Cuando lo vi por primera vez por segunda vez nos abrazamos muy fuerte y mucho.
–Quedate, obvio. Pero vas a tener que ganarte el puesto –me aseguró.
No dijo que ganarme el puesto iba a costarme, en realidad, dos entrenamientos.
Repitiendo lo de El Talar, salimos campeones una y otra vez. Ya habíamos alcanzado el 29° torneo juntos cuando la enfermedad metió su primer gol. "Cáncer", dijeron los médicos. Y así comenzó la goleada.
No obstante, la goleada no sabía a quién se enfrentaba.
Carlos Gabriel Ballesteros, mi entrenador elegido, mi maestro de siempre, mi guerrero preferido, estuvo más de cinco años con la muerte encima. Soportó alrededor de 40 sesiones de quimioterapia y nunca dejó de pensar en nosotros, sus jugadores: desde el hospital, con mil agujas clavadas en el cuerpo, él nos anunciaba la formación del equipo a través de su celular. Pero los días de partido, siempre ocurría lo mismo: aparecía por la cancha, nos confesaba que se había escapado del sanatorio, que lo habían perseguido los médicos y que ni en pedo volvía "a ese lugar de mierda". Así, ratos después, se ubicaba detrás de la línea de cal y gritaba como si fuera un hipopótamo. No lo paraba ni el calor más sofocante ni el frío más helado.
Hace algunas semanas, a Carlos Gabriel Ballesteros lo fui a visitar a la casa. Postrado en una silla de ruedas me explicó que tenía la vista debilitada y que se había propuesto alcanzar una nueva meta: mover, aunque sea y muy despacito, los dedos de los pies.
Lo había notado animado.
Pero ayer al mediodía sonó el celular. Era Valeria, su mujer:
–Carlos está muy grave.
En minutos, todo el plantel de Arquitectura se trasladó al hospital Tornú, donde él estaba internado. Las horas duraron siglos. Sin embargo, a eso de las 19.00, los doctores anunciaron:
–Vamos a operarlo.

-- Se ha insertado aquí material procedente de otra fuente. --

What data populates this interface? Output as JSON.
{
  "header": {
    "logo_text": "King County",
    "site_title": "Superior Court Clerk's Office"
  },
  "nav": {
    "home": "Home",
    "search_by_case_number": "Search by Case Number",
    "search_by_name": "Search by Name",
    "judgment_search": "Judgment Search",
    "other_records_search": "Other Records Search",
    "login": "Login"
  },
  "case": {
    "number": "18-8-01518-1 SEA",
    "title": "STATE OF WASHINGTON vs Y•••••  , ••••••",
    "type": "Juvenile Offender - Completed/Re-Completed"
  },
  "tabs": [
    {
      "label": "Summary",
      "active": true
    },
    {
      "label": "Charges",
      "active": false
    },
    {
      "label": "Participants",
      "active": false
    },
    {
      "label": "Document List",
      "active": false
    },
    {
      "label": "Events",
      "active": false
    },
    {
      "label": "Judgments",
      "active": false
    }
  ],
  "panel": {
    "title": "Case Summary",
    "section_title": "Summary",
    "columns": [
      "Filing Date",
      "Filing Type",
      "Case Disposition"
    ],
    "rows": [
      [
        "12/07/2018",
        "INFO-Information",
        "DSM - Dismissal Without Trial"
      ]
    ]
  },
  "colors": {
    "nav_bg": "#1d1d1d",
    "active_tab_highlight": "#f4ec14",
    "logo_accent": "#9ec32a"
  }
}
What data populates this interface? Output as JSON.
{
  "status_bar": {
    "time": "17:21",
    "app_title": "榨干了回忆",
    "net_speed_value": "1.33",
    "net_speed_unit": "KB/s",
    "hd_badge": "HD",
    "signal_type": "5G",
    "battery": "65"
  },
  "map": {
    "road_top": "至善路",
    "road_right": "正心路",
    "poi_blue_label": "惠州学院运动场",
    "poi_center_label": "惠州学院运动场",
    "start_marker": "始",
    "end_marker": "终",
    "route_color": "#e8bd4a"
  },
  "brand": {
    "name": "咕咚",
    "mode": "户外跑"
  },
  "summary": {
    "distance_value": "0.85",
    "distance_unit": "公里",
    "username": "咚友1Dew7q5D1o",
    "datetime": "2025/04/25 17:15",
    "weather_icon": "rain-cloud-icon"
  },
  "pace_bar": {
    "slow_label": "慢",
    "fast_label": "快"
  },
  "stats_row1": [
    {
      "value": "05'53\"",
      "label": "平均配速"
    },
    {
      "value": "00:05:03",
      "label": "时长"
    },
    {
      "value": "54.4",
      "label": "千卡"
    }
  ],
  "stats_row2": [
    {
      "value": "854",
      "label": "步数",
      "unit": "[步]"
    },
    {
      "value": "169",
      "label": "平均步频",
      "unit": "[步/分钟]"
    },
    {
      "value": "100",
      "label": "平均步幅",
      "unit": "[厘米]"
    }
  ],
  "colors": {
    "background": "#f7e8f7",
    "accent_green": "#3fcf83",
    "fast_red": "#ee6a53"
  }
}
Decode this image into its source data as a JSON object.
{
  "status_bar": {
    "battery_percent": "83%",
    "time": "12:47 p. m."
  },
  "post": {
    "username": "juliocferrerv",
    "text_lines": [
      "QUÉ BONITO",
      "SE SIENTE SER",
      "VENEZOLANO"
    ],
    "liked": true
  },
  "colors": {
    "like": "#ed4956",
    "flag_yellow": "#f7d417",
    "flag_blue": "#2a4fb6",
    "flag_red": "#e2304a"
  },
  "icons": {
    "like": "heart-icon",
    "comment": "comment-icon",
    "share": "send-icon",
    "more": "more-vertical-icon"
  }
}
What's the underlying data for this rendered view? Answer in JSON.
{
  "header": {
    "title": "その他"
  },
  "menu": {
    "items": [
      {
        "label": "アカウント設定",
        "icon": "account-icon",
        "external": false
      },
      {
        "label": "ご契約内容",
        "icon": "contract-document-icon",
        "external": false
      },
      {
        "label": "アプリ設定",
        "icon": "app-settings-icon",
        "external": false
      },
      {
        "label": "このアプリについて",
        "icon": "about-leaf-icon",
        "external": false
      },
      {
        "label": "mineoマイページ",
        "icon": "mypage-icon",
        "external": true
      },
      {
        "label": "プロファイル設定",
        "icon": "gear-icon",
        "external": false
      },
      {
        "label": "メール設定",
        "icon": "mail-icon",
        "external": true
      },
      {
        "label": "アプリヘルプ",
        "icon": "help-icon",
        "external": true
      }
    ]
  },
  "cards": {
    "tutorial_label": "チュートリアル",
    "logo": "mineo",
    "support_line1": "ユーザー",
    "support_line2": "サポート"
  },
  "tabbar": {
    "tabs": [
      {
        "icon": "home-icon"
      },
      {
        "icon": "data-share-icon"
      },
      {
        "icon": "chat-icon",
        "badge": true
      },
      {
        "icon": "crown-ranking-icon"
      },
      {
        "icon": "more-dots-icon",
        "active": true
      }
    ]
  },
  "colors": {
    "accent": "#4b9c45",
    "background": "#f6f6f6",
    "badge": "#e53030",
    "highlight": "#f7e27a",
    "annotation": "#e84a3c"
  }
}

Hay un 99% de probabilidades de que muera durante la cirugía.
Para Carlos Gabriel Ballesteros ese 1% no era un milagro. Él era un milagro.
Por eso no solo salió vivo de la operación, sino que después les ganó a dos paros cardíacos que quisieron sacarle la noche. Eso sí que no: ni siquiera la muerte pudo arrebatarle el último sueño.
Hoy a la mañana, después de vencer a la noche, Carlos Gabriel Ballesteros se nos fue a todos y a todas.
Meses atrás había dirigido su último partido. Esa misma tarde yo volvía de una lesión y fui al banco. Me puso a los 25 minutos del segundo tiempo. Íbamos ganando 1-0. Cuando entré, empecé a dormir el partido aguantando la pelota y ganando faltas en mitad de cancha. A Carlos Gabriel Ballesteros jamás le gustó especular. Por eso, la indicación que me dio esa tarde fue la siguiente: "Santi, para adelante. Vamos. Siempre para adelante". Me gritó eso desde que ingresé hasta que el árbitro pitó el final. Por dentro, lo re cagué a puteadas. Por fuera, ya con la victoria metida en nuestros botines, le dije que estaba equivocado, que a veces es conveniente la pausa.
Hoy descubrí, otra vez, que Carlos Gabriel Ballesteros tenía razón.
Aquel día no me había dado la última indicación de su vida. Me había dado, para siempre, una lección de vida.
–Para adelante, Santi. Siempre para adelante.
Buenos Aires, 26 noviembre de 2015.
Hola santi! Hermoso relato me hizo emocionar mucho, soy seba aquino de la cat 92, me llevaste a mi infancia y llore un poco, un saludo grande, suerte!